Las declaraciones del obispo a la prensa se dan un día después de que la Fiscalía del Estado de Guerrero asegurase que los dos sacerdotes asesinados fueron atacados por un grupo delictivo que conocía una supuesta vinculación de uno de ellos con una agrupación rival.

El homicidio de Iván Añorve Jaimes, de 37 años, párroco de la iglesia del poblado de Las Vigas, y Germaín Muñiz García, de 39 años y párroco en Mezcala, municipio de Eduardo Neri, sucedió mientras regresaban de una fiesta en la población de Juliantla.


La camioneta en la que viajaban fue interceptada por individuos que, además de matar a los sacerdotes, dejaron lesionados a cuatro acompañantes, dos hombres y dos mujeres.

De acuerdo con un comunicado de prensa de la Fiscalía de Guerrero, las víctimas habían asistido a un baile en Juliantla, donde "acudieron muchas personas pertenecientes a diversos grupos delictivos".

Por los testimonios de los asistentes a la fiesta, se sabe que "existió un conflicto" en el que se vio involucrado "el grupo de personas que acompañaban a los sacerdotes".

La Fiscalía apuntó que Germaín Muñiz había sido fotografiado anteriormente "portando un arma de fuego de grueso calibre", así como "en compañía de hombres fuertemente armados pertenecientes a un grupo delictivo" que opera en la región.

"Dichas fotografías circularon durante mucho tiempo en las redes sociales, de lo que deviene que tanto la sociedad como grupos delictivos contrarios" las observaron y que conocían el contenido de una nota periodística que relacionaba al sacerdote con una agrupación criminal, argumentó el fiscal de Guerrero, Xavier Olea. Según la Fiscalía, eso es "lo que desencadenó el ataque armado".

En su defensa, el obispo Salvador Rangel Mendoza explicó que los dos religiosos que fueron asesinados en la carretera Iguala-Taxco asistieron a un evento grupero en Juliantla porque les gustaba la música. “Iban a eso, a ofrecer su música y a ver si les permitían cantar algunas canciones", dijo.


Sobre la fotografía, el obispo señaló que la aparición de Germaín Muñiz en dichas imágenes se debe a que el religioso debía saludarlos para poder “pasar” por su territorio.

“Él tenía que atravesar todos esos territorios donde estaban los narcotraficantes. Pero de que el padre tenía que saludarlos, tenía que dialogar con ellos, lo tenía que hacer, porque tenía que pasar por su territorio, sino cómo pasaba", comentó.

A través de una conferencia de prensa, la Diócesis de Chilpancingo-Chilapa, a la que pertenecían los sacerdotes, negó que alguno de ellos tuviera relación con células del crimen organizado.

“El presbítero Germaín Muñiz nunca estuvo vinculado a ningún grupo delictivo. Tenía conocimiento, por la naturaleza misma de su trabajo pastoral, de la operación de algunos grupos en esa zona pues al ser un párroco y persona pública, tenía que desplazarse por la zona donde estaban asentados estos grupos”, señaló.


Las autoridades señalaron también que dentro de las investigaciones se constató que los atacantes, después de huir del lugar de los hechos, robaron un vehículo y se adentraron en el aledaño Estado de México, concretamente en el municipio de Ixtapan de la Sal.
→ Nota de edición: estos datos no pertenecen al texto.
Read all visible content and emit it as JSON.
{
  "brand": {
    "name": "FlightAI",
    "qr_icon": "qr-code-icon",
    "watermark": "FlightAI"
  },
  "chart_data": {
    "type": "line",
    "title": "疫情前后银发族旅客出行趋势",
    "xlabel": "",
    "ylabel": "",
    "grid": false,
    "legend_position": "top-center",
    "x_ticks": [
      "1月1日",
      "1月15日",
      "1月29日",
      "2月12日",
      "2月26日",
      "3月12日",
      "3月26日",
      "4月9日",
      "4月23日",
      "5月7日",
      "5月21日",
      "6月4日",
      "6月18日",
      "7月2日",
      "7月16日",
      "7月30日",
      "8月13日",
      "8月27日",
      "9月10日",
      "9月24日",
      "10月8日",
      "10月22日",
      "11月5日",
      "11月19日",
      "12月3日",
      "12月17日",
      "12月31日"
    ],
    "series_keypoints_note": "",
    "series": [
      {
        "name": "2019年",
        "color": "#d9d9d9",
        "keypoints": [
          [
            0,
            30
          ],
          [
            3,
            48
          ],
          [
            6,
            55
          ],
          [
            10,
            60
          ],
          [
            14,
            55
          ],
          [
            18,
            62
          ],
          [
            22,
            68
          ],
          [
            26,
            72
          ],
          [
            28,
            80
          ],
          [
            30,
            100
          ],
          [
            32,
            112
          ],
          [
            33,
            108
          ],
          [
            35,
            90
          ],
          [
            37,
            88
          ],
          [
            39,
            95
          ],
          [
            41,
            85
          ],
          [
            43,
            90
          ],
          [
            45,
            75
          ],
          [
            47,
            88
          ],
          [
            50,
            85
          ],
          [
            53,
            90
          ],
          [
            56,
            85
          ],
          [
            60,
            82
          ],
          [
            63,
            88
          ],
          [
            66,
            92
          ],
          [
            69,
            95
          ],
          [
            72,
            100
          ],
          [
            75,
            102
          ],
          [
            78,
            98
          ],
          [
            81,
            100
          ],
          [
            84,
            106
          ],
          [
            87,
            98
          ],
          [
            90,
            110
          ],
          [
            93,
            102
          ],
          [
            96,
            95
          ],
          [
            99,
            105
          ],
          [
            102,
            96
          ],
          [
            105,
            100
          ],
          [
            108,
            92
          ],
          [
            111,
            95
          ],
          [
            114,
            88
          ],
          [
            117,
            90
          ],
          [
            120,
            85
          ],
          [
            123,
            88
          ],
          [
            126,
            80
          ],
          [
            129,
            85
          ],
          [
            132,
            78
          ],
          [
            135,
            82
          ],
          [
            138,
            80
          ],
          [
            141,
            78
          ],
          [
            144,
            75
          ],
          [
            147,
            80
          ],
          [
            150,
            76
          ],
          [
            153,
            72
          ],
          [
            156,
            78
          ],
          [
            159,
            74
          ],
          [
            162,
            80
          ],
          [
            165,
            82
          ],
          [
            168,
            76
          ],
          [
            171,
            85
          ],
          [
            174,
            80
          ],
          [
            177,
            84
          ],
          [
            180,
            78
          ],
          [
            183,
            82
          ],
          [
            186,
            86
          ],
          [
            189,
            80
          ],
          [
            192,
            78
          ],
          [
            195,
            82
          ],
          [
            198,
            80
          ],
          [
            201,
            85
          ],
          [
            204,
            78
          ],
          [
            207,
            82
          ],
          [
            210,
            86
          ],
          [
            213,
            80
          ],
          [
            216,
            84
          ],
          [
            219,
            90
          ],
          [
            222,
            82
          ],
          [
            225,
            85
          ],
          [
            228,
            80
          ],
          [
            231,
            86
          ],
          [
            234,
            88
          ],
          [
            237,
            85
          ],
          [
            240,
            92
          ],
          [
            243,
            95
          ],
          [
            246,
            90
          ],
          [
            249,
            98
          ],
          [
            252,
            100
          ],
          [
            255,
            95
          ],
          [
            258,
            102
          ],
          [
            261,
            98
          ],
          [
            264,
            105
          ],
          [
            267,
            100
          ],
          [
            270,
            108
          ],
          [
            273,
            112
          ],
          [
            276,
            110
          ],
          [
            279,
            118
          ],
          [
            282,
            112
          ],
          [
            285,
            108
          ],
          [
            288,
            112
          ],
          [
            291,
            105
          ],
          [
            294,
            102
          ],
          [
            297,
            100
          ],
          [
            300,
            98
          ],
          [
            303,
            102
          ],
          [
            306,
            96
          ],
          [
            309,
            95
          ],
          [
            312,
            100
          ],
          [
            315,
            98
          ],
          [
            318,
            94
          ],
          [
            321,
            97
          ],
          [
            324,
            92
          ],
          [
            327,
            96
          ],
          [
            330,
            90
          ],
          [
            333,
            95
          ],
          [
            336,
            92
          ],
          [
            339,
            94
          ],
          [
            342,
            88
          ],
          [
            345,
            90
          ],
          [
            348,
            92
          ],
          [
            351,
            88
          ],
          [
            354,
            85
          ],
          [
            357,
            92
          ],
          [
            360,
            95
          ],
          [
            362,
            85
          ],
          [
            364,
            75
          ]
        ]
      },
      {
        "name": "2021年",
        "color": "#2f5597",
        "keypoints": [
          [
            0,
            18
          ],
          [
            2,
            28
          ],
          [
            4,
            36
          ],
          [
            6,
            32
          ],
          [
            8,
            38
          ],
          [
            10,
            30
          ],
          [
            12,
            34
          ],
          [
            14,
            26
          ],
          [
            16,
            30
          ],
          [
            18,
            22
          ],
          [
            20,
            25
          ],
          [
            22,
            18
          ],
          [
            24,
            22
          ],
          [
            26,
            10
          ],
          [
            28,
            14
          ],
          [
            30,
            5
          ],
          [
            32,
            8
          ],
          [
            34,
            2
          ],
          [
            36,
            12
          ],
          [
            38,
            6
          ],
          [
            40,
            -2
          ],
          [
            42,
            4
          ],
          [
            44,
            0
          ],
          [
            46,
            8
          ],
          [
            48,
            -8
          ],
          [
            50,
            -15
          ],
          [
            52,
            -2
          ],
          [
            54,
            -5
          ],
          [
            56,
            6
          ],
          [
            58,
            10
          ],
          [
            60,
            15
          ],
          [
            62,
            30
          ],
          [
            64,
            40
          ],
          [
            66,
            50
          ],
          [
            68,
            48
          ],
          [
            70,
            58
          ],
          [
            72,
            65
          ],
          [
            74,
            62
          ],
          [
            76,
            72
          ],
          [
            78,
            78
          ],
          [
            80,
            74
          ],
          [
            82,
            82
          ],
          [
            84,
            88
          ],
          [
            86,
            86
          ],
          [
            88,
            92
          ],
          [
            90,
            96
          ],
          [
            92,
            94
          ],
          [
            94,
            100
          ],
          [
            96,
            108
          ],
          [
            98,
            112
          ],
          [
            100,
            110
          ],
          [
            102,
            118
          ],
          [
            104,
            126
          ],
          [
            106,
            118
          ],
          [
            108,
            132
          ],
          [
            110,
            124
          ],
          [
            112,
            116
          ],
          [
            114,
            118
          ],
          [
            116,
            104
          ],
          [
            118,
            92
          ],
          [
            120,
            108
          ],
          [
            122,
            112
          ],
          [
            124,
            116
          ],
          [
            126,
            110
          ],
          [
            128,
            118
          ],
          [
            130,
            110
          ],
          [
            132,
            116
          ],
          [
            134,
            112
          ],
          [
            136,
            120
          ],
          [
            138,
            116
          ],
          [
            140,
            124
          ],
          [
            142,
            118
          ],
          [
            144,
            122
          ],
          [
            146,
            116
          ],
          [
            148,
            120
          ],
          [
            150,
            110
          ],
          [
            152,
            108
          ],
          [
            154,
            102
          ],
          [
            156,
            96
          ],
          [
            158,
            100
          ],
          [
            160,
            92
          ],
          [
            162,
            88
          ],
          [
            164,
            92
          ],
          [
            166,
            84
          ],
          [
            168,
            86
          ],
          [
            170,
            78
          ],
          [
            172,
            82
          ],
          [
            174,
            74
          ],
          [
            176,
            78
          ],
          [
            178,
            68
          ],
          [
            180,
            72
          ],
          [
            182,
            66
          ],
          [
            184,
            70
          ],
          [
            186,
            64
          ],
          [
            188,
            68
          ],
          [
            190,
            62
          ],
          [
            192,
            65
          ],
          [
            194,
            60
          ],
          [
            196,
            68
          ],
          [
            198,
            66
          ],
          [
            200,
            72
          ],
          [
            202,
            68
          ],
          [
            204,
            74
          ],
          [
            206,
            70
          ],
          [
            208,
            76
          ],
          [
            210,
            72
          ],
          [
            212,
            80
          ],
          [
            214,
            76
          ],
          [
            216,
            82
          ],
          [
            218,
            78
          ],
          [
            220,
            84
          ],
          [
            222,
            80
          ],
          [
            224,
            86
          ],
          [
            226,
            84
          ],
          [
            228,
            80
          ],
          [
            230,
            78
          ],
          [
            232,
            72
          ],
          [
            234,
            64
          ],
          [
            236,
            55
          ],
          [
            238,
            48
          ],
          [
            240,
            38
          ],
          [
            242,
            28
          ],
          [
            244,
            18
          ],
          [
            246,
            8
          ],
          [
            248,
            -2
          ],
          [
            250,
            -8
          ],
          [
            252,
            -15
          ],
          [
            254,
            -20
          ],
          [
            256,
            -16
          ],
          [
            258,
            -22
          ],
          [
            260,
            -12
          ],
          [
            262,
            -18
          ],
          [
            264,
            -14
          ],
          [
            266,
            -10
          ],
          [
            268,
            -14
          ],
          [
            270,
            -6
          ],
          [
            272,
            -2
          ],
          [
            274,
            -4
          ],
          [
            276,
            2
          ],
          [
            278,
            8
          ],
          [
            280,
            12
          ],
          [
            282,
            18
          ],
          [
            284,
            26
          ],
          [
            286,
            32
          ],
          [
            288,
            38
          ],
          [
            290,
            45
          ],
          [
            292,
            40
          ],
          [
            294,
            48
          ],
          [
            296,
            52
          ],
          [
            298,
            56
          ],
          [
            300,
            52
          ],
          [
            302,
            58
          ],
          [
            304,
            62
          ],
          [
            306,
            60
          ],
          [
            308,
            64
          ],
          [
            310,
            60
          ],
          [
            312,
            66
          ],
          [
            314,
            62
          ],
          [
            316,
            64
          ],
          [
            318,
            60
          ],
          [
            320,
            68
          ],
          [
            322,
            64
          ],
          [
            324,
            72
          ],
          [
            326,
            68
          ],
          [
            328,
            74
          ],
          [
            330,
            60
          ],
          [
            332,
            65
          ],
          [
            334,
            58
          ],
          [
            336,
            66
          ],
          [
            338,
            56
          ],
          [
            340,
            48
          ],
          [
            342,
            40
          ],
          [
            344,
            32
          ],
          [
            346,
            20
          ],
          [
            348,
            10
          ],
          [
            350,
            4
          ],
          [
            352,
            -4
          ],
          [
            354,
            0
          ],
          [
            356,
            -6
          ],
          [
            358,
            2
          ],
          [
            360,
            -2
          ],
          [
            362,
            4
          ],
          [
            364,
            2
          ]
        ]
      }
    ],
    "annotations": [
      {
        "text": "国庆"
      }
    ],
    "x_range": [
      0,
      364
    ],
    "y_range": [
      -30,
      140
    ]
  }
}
De acuerdo con datos del Centro Católico Multimedial, con este ataque en lo que va del sexenio, son ya 21 los sacerdotes asesinados en el país, seis de ellos en el sureño estado de Guerrero.

De acuerdo con datos del Centro Católico Multimedial, los diez estados más peligrosos para ser sacerdote son Veracruz, Guerrero, Estado de México, Chihuahua, Michoacán, Durango, Guanajuato, Colima, Baja California y Puebla.

Este listado de entidades mexicanas, coincide también con las entidades consideradas más violentas en México y que son dominadas por algún cártel del narcotráfico.